—
This time it was Henry, wiping hair from his eyes and walking purposefully to the kitchen. For him it was a lot less hilarious, but certainly no more urgent:
“Yeah, good one, Achilles, thanks for the memories—Matthew’s sure to blow another stack tonight.”
Would I ever!
Next he opened the fridge, and this time there were some manners. “Can you just move your head there, please, mate? Thanks.”
He clinked, reaching and lifting, throwing beer cans into a cooler—and soon he was on his way again, bound for Bernborough Park, and the Murderer, again, remained.
What was going on here?
Could no one intuit the killer?
No, it wasn’t going to be that easy, and now he was left, this time crushed on the couch, to contemplate the term of his natural invisibility. He was caught—somewhere between the relief of its mercy and the shame of its impotence—and he sat there, simple and still. Around him, a cyclone of loose cat hair whirled in the evening light. The goldfish resumed its war with the glass, and the pigeon hit full stride.
And the piano watched him from behind.
At Bernborough Park, when the last of them turned up, they shook hands, they laughed. They reveled. They drank in that adolescent way, all greedy-mouthed and wide open. They said “Oi!” and “Hey!” and “Where the hell have you been, you dopey deadshit?” They were virtuosos of alliteration and didn’t know it.
As soon as he’d stepped from his car, Henry’s first order of business was to make sure Clay was in the grandstand dressing sheds. Down there he’d meet today’s batch; there’d be six boys, all waiting, and what would happen was this:
They’d walk back out the tunnel.
Each of those six boys would then position himself around the 400-meter track.
Three at the 100-meter mark.
Two at the 200.
And one anywhere from the 300 to the finish.
Last, and most importantly, all six would do everything in their power to stop Clay running a single lap. Easier said than done.

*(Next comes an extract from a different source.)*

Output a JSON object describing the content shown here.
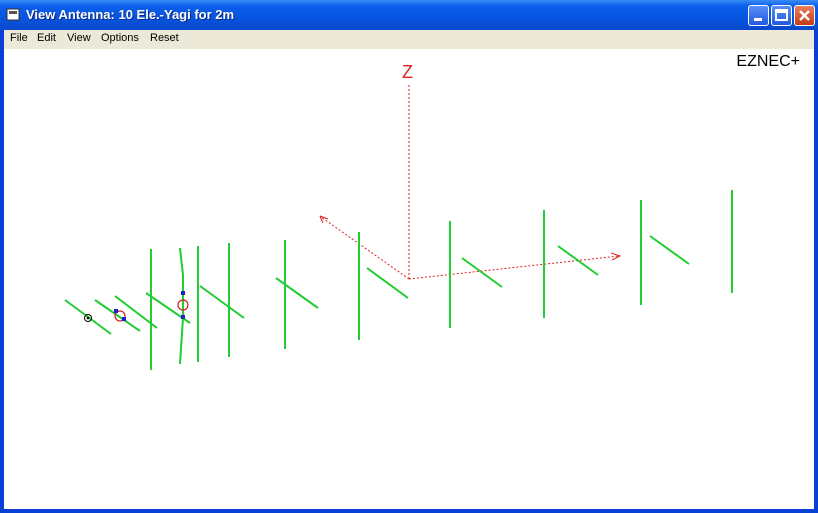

As for the mob who watched, they guessed at the result. Each would call out a specific time, and that’s where Henry came in. Henry, very willingly, handled the bets. A stump of chalk in his hand, an old-school stopwatch round his neck, and he was set.
* * *
—
Today, several boys were at him immediately, down at the foot of the grandstand. To Henry, many of them weren’t even real—they were nicknames with boys attached. As for us, for all but two of them, we’ll see them here, we’ll leave them here, they’ll be fools like this forever. It’s kind of nice, when you think of it.
“Well, Henry?” asked Leper. You can only pity a guy with a nickname like that; there were scabs of various shapes, sizes, and colors all over him. Apparently he’d started doing stupid things on his bike when he turned eight, and never stopped.
Henry very nearly took pity on him, but opted instead for a smirk. “Well, what?”
“How tired is he?”
“Not very.”
“Has he run up Crapper’s stairwell yet?” This time it was Chugs. Charlie Drayton. “And up the hill to the graveyard?”
“Look, he’s good, all right, he’s in mint condition.” Henry rubbed his hands together, in warm anticipation. “We’ve got six of the best down there, too. Even Starkey.”
“Starkey! That bastard’s back, is he? That’s worth at least another thirty seconds, I reckon.”
“Oh, come on, Trout, Starkey’s all talk. Clay’ll run right past him.”